Mustache Mike ran when the Creeper got Bart. It was a short escape. He ran into Austin. Mike pleaded and begged for mercy. Austin’s cold eyes conceded that none would be given. Austin grabbed Mike’s large, bushy mustache and tore it from his face. Most of Mike’s upper lip came with it. Austin’s bat split his skull in a single swing. The other swings broke many bones, but Mike was already dead.

Devin watched his brother’s attack. He witnessed the fury, and a deep concern knotted his stomach. His brother could be a hothead, but he was not willfully violent. The bat came down repeatedly on Mike’s dead body. Devin’s concern abated when the Creeper finished its meal and turned toward Austin. Austin saw it, but he did not attempt to fight or flee. Instead, he just stood and stared at it. His bat remained at his side. The Creeper did not charge; it rocked back and forth and then it screamed, but it still did not advance. Austin stood stone still and waited. Devin looked down at his shotgun. It wasn’t effective at this range, so he couldn’t kill the Creeper before it attacked his brother. He turned to Nick, who held a rifle.

“Nick, kill that thing,” he said and pointed at the Creeper.

Devin wasn’t certain if anyone else witnessed what he saw, but in the moments before Nick shot the Creeper, Austin hissed and the Creeper actually took a step back.

Fear
, Devin thought.
It’s afraid of Austin
.

Nick’s bullet took it in the head and the Creeper collapsed.

Austin stood for a minute longer; he began to cough violently, and then he collapsed too.

When Devin reached him, blood ran from his brother’s mouth and his breathing was raspy and shallow.

“Pick him up,” Devin said. “Get him to Dr. Thorn.”

Brandon saw the blood.

“Is he shot?” he asked.

“No, it must be internal bleeding from that punch he took to the ribs,” Devin answered.

Brandon gave his friend a single nod, but his expression showed skepticism.

“Okay, bro, but remember, I’m on your team. The truth won’t change that.” He paused for a moment and considered his next words. “A lack of honesty, my friend, might.”

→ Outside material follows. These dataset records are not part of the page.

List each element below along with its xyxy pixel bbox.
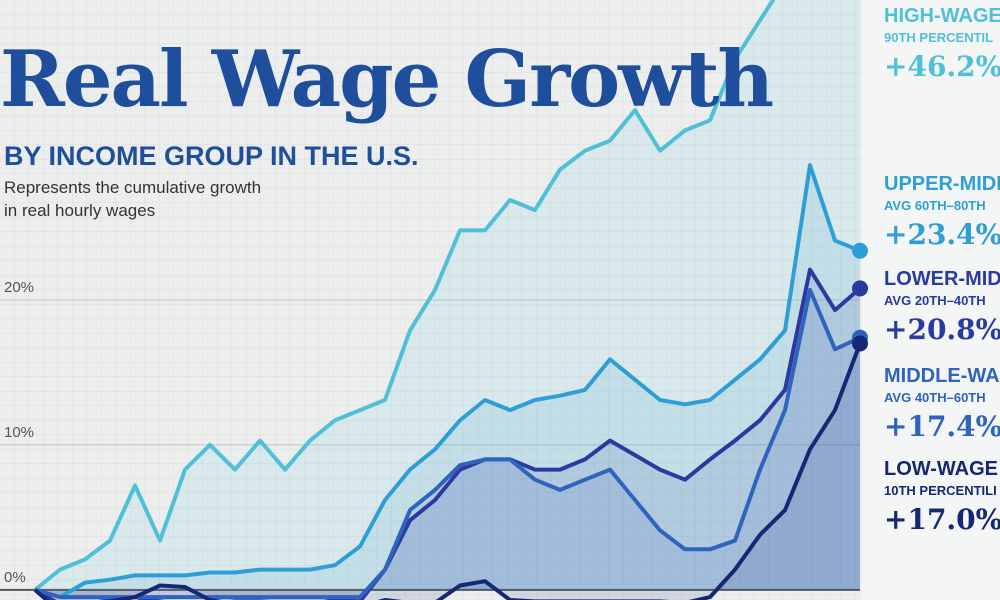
label-panel <box>862 0 1000 600</box>
series-area <box>35 343 860 600</box>
legend-name: MIDDLE-WA <box>884 365 1000 387</box>
series-area <box>35 165 860 598</box>
end-dot <box>852 242 868 259</box>
legend-name: LOW-WAGE <box>884 458 998 480</box>
legend-group: 90TH PERCENTIL <box>884 30 993 45</box>
series-area <box>35 0 860 590</box>
series-line <box>33 0 776 592</box>
chart-title: Real Wage Growth <box>0 34 772 125</box>
legend-value: +17.0% <box>884 503 1000 536</box>
y-tick-label: 0% <box>4 569 26 586</box>
legend-group: AVG 40TH–60TH <box>884 390 986 405</box>
legend-group: AVG 20TH–40TH <box>884 293 986 308</box>
legend-name: HIGH-WAGE <box>884 5 1000 27</box>
legend-group: 10TH PERCENTILI <box>884 483 997 498</box>
y-tick-label: 10% <box>4 424 34 441</box>
legend-value: +20.8% <box>884 313 1000 346</box>
legend-value: +23.4% <box>884 218 1000 251</box>
legend-name: UPPER-MIDI <box>884 173 1000 195</box>
description: Represents the cumulative growth <box>4 178 261 197</box>
legend-value: +17.4% <box>884 410 1000 443</box>
series-area <box>35 269 860 600</box>
legend-value: +46.2% <box>884 50 1000 83</box>
series-line <box>34 267 862 600</box>
legend-name: LOWER-MID <box>884 268 1000 290</box>
y-tick-label: 20% <box>4 279 34 296</box>
series-line <box>34 163 861 600</box>
end-dot <box>852 335 868 352</box>
series-line <box>34 287 861 600</box>
series-area <box>35 289 860 598</box>
description: in real hourly wages <box>4 201 155 220</box>
chart-subtitle: BY INCOME GROUP IN THE U.S. <box>4 141 419 171</box>
series-line <box>33 342 862 600</box>
legend-group: AVG 60TH–80TH <box>884 198 986 213</box>
end-dot <box>852 280 868 297</box>
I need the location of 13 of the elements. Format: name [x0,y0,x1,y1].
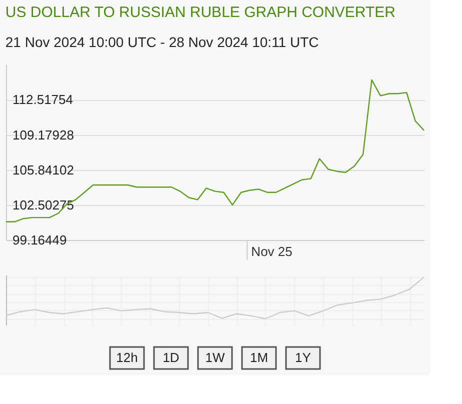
text: 1W [205,350,226,365]
chart-title: US DOLLAR TO RUSSIAN RUBLE GRAPH CONVERTER [5,4,396,21]
text: 12h [116,350,138,365]
text: 1Y [295,350,312,365]
text: 1M [250,350,268,365]
chart-subtitle: 21 Nov 2024 10:00 UTC - 28 Nov 2024 10:11 UTC [5,34,319,50]
y-tick-label: 112.51754 [12,92,73,108]
line-series [5,79,425,222]
text: 1D [162,350,180,365]
y-tick-label: 109.17928 [12,127,74,142]
y-tick-label: 105.84102 [12,162,74,178]
text: Nov 25 [251,244,292,259]
y-tick-label: 99.16449 [12,232,67,248]
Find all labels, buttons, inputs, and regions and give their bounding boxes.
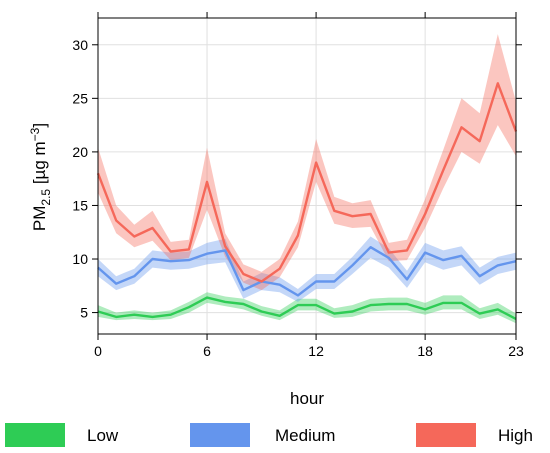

Devin nodded in return and put his hand on his friend’s shoulder.

“I know, but later, okay? We’ve got a lot to do, and I want the hell out of here.”

 

Uninvited guests

 

Brandon and Nick remained vigilant. Not the entire congregation had participated in the attempt on their lives, but those who had, had mixed with those who had not, and they could no longer be separated. People peered out at them through windows, but there were no further attempts to interfere with the group’s departure. Dead congregation members littered the street. The team was too occupied attending to their wounded, calming the children, and loading supplies to worry over the dead bodies of would-be killers.

A woman, who had once baked them the best apple pie they had ever tasted, came outside and approached Brandon and Nick. She tried to smile, but it faded under the contemptuous looks of the two young men.

“I … I know I have no right to ask, but would it be all right if we buried our loved ones?”

Brandon stared at her. His eyes were icy and cold.

“You can do that after we’re gone. Tell the rest of them that anyone comes outside, and they join their friends there in the street.”

The woman sobbed and then scurried back to her doorway. She looked back several times, fearful that they might decide to kill her anyway.

“That’s cold, dude,” Nick said, but his words lacked any real emotion.

“Fuck ’em,” Brandon replied.

Three former residents were honored with a proper burial. Brad, Golden, and Annie took shovels from the garage and Brad respectfully carried Pam’s severed head in a towel. They had found Pam’s body in the woods. They buried Bob, Pam, and Kira beyond the walls of the fort, in a small grassy clearing in the woods. They constructed makeshift head stones for their deceased friends and each gave a silent prayer. Annie added a second stone marker to Kira’s grave.